The operation of the above arrangement will be described with reference to FIG. In step 6, the front surface temperature data of the partition 28 input from the temperature detecting means 29 is compared with preset temperature data. When it is determined that the data input in step 6 is high, the process proceeds to step 7 and the control means 30 causes the drive means 2 to stop the energization of the perspiration prevention heater 13.
Output to step 7 and return to step 6. When it is determined that the data input in step 6 is low, the process proceeds to step 8, the control unit 30 outputs the data to the drive unit 27 to energize the perspiration prevention heater 13, and the process returns to Step 6.

As described above, according to this embodiment, since the temperature detecting means 29 is built in the partition body 28, it becomes possible to energize the perspiration preventing heater 13 according to the change in the front temperature of the partition body 28. The front surface temperature of the partition body 28 can be maintained at the dew point temperature or higher, and can be suppressed to a temperature at which the human body is not damaged even if it is touched.

[0021]

As is apparent from the above embodiments, according to the present invention, the temperature detecting means for constantly detecting the front surface temperature of the partition is provided, and accordingly, the temperature data obtained from the temperature detecting means is responded to. As a result, the perspiration preventing heater can be energized to operate, the front surface temperature of the partition body can be maintained at the dew point temperature or higher, and the temperature can be suppressed to a temperature at which the human body is not damaged even if the human body touches it.

[Brief description of drawings]

FIG. 1 is a control circuit showing an embodiment of the present invention.

FIG. 2 is a perspective view of a refrigerator-freezer according to an embodiment of the present invention.

FIG. 3 is a front view of a heat insulating box of the refrigerator / freezer.

FIG. 4 is a sectional view of the essential parts of the refrigerator-freezer.

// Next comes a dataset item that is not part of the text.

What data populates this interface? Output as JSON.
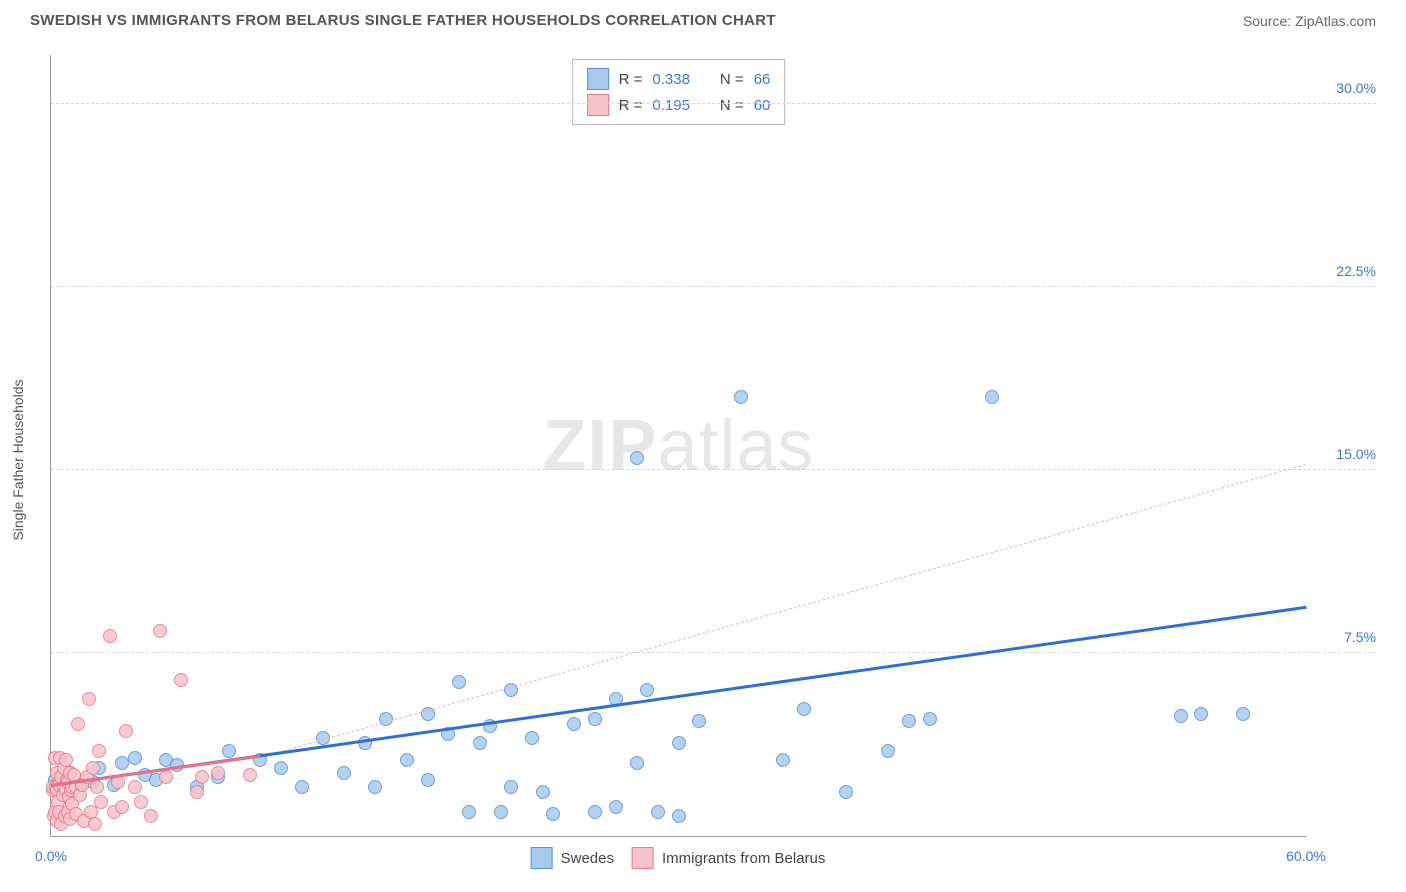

FIG. 5 is a sectional view of the main part of the door device of the refrigerator-freezer.

FIG. 6 is a flowchart showing an embodiment of the present invention.

FIG. 7 is a perspective view of a conventional refrigerator-freezer.

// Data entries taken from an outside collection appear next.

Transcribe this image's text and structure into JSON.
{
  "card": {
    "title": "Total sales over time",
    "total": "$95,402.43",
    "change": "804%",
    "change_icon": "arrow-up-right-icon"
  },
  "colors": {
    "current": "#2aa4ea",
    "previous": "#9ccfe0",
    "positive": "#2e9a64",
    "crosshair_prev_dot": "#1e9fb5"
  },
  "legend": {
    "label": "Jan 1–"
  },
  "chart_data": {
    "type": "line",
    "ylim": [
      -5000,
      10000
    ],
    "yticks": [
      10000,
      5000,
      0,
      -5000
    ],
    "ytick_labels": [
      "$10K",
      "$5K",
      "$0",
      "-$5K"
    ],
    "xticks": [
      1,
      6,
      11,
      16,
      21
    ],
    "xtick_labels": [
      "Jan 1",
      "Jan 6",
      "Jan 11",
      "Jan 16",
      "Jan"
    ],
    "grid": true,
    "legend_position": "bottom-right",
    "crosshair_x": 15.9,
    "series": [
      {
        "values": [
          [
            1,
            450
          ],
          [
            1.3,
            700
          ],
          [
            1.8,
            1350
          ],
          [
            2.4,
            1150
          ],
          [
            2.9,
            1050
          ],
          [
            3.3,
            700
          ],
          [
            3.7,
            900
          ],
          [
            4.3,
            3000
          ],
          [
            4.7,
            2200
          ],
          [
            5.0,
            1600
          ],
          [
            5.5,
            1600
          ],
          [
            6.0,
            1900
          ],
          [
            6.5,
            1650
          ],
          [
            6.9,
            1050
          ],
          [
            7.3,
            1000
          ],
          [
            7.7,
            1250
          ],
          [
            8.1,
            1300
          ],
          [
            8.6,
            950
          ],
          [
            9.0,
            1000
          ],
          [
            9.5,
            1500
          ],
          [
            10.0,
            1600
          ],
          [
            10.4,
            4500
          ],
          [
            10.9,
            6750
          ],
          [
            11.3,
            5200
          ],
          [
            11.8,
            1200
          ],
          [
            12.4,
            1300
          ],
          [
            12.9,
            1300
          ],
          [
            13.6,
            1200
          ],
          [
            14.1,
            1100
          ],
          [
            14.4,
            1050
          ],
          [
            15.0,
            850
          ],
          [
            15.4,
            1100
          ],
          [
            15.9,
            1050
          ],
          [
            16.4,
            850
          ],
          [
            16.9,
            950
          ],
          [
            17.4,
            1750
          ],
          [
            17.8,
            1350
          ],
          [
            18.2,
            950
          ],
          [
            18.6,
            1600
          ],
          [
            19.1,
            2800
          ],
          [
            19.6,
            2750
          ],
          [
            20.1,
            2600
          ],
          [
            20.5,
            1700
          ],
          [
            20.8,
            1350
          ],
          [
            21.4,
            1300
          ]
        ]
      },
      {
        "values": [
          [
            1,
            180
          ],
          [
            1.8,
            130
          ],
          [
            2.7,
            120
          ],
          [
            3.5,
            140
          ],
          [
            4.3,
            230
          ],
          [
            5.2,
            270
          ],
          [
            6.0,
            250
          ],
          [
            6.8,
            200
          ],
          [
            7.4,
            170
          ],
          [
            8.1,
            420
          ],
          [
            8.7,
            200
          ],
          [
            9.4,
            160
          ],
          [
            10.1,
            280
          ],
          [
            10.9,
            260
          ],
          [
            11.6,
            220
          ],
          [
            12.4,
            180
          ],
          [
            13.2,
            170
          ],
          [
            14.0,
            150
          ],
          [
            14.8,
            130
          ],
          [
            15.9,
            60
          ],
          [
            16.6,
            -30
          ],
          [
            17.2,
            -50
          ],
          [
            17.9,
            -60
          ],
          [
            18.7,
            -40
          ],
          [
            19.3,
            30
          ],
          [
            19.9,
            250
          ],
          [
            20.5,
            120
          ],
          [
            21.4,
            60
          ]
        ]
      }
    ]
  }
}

FIG. 8 is a front view of a heat insulating box of the refrigerator-freezer.

FIG. 9 is a sectional view of the main part of the refrigerator-freezer.

FIG. 10 is a sectional view of a main part of the door device of the refrigerator-freezer.

FIG. 11 is a control circuit showing a conventional example.

FIG. 12 is a flowchart showing a conventional example.

[Explanation of symbols]

 1 Refrigerator / Refrigerator Main Body 5 Insulation Box Body 5A Insulation Box Body Opening 6A Door 6B Door 8 Guide Part 8A Guide Part Protrusion 13 Perspiration Prevention Heater 28 Partition Body 29 Temperature Detecting Means 30 Control Means

Claims (1)

[Claims] 1. A first and second gannon-opening type door rotatably supported on both sides of the opening so as to close the opening of an insulating box having an opening, and the doors are provided at the peripheral edges of the back surfaces of both doors. The first door is rotatably supported by a gasket that abuts against the opening peripheral edge and a length that extends over the opening edge on the back surface of the non-pivotal side portion of the first door and extends in the rotation axis direction of the door. With the closing motion of the door, comes into contact with the protrusion of the guide portion formed on the opening edge portion located on the non-pivotal side of the both doors, and rotates and slides on the protrusion of the guide portion. It comprises a partition body having freely matching grooves, and the partition body incorporates a heating element and a temperature detecting means for detecting the temperature of the partition body, and responds to a temperature change of the partition body detected by the temperature detecting means. A door device for a refrigerator / freezer, comprising a control circuit for driving the heating element.